La questione riguarda soprattutto un Partito, il PD e le sue decisioni di voto. Già nei giorni precedenti era chiaro come le fratture interne al partito guidato da Bersani stessero venendo al pettine: la sera prima del voto alcuni grandi elettori avevano già annunciato chiaramente che non avrebbero seguito la linea, e avrebbero votato scheda bianca piuttosto che votare Marini.
Marini, un candidato che in una situazione come questa, caratterizzata dalla (a volte anche poco chiara) voglia di cambiamento, era completamente fuori luogo.
Ed infatti si è palesata in tutta la forza la spaccatura interna al Partito Democratico, con i militanti addirittura scesi in piazza per contestare l’inciucio. Marini quindi non è stato eletto grazie agli stessi non-voti del PD. Come ha fatto Bersani a non accorgersi di quello che stava per accadere?

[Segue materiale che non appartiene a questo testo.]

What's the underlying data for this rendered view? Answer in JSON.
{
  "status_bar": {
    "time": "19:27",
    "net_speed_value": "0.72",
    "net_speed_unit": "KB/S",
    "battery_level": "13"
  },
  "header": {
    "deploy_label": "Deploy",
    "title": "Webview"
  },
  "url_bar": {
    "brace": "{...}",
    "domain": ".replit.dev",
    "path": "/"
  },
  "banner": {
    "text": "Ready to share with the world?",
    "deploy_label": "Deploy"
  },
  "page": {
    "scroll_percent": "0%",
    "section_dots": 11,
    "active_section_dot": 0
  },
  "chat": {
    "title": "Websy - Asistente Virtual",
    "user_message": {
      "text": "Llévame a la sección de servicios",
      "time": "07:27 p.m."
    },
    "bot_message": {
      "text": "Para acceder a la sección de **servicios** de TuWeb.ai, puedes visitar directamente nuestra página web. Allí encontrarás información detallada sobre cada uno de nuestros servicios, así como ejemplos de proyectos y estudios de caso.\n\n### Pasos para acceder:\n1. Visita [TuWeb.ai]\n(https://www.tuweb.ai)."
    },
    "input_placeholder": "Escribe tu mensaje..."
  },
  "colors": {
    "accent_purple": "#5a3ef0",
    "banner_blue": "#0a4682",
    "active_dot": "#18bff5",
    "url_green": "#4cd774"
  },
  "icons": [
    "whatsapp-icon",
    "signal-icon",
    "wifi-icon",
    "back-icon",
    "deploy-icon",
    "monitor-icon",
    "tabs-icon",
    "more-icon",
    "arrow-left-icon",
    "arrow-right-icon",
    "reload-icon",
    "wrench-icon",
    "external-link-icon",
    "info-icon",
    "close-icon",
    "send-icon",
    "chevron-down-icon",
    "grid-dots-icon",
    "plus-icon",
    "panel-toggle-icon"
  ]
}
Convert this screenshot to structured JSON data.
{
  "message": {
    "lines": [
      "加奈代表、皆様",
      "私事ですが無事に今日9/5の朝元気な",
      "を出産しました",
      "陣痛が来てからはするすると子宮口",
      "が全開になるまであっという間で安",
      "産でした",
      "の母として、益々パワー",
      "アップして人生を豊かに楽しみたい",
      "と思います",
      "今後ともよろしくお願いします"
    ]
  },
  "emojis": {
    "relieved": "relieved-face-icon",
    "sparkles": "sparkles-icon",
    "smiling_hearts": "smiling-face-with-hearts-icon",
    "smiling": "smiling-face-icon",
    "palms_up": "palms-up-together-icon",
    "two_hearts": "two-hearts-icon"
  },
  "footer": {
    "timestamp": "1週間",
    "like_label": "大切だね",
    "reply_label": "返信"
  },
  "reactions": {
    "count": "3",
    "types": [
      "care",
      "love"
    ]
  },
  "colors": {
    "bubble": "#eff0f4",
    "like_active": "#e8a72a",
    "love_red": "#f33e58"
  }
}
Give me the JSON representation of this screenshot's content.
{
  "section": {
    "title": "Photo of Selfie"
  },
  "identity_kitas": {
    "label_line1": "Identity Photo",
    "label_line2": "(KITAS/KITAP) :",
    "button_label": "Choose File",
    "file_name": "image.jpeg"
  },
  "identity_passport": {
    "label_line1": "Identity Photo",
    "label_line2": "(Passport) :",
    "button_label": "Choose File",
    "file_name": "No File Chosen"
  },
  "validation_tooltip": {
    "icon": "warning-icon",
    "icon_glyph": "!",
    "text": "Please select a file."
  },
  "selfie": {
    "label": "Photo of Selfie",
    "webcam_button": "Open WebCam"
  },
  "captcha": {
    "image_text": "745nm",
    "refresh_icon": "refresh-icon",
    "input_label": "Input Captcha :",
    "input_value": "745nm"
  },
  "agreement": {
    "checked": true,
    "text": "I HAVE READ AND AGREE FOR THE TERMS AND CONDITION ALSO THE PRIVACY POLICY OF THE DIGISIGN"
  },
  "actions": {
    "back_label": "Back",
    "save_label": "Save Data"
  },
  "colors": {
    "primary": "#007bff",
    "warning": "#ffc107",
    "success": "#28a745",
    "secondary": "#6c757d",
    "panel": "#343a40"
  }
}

Quello che non avremo mai chiaro sarà se queste scelte siano frutto di totale incompetenza, totale incapacità di vedere che lo stesso PD sarebbe imploso candidando un Marini, oppure se è stata una scelta voluta, non per distruggere il partito come alcuni hanno detto, ma per guidare le elezioni del Presidente della Repubblica e rilanciarsi con un colpo di scena.
L’appoggio dei militanti, ormai è chiaro, è volatile negli umori, ma rimane saldo in un’Italia dove quella che continua imperterrita è la guerra PD-Berlusconi. Troppi militanti ieri in piazza, non protestavano contro la persona di Marini, bensì contro il tentato accordo con il PdL. Ed ecco che potrebbe in questo campo avvenire il riscatto.
E se la scelta fosse stata quella di stremare opinione pubblica e parlamento con un improbabile Marini, per poi presentare più avanti un altro nome? Magari un Prodi, o come avevamo segnalato in un precedente pezzo, la Bonino (forse a questo punto sbagliando, il professore di Bologna pare in vantaggio)? Lo stesso all’incirca successe nel 1996, dove si dovette arrivare alla quarta votazione per appoggiare un candidato non condiviso da eleggere, e pure nel 1992 Forlani, votato dai grandi elettori DC, fu poi “impallinato” in aula.
Di certo lo scontro interno al Pd lascerà profondi strascichi, con le mille correnti interne che ormai volano sulla carcassa del primo partito italiano: da Sel a Renzi tutti sono pronti a raccogliere le spoglie di questo bacino di voti. Purtroppo in queste guerre di partito a rimetterci sono proprio gli italiani, e i militanti di centro-sinistra, svaluteranno per l’ennesima volta se stessi facendo finta di niente e continuando a votare questa messinscena (lo stesso si dica per quelli del PdL). Specialmente se si procederà ad una forzatura eleggendo un candidato odiato da Berlusconi, saremo di nuovo di fronte allo scontro drogato di personalismo creato ad arte dai due maggiori partiti per la propria sopravvivenza, che porterà ad un periodo di riforme in vista delle prossime elezioni. E il gioco ricomincia.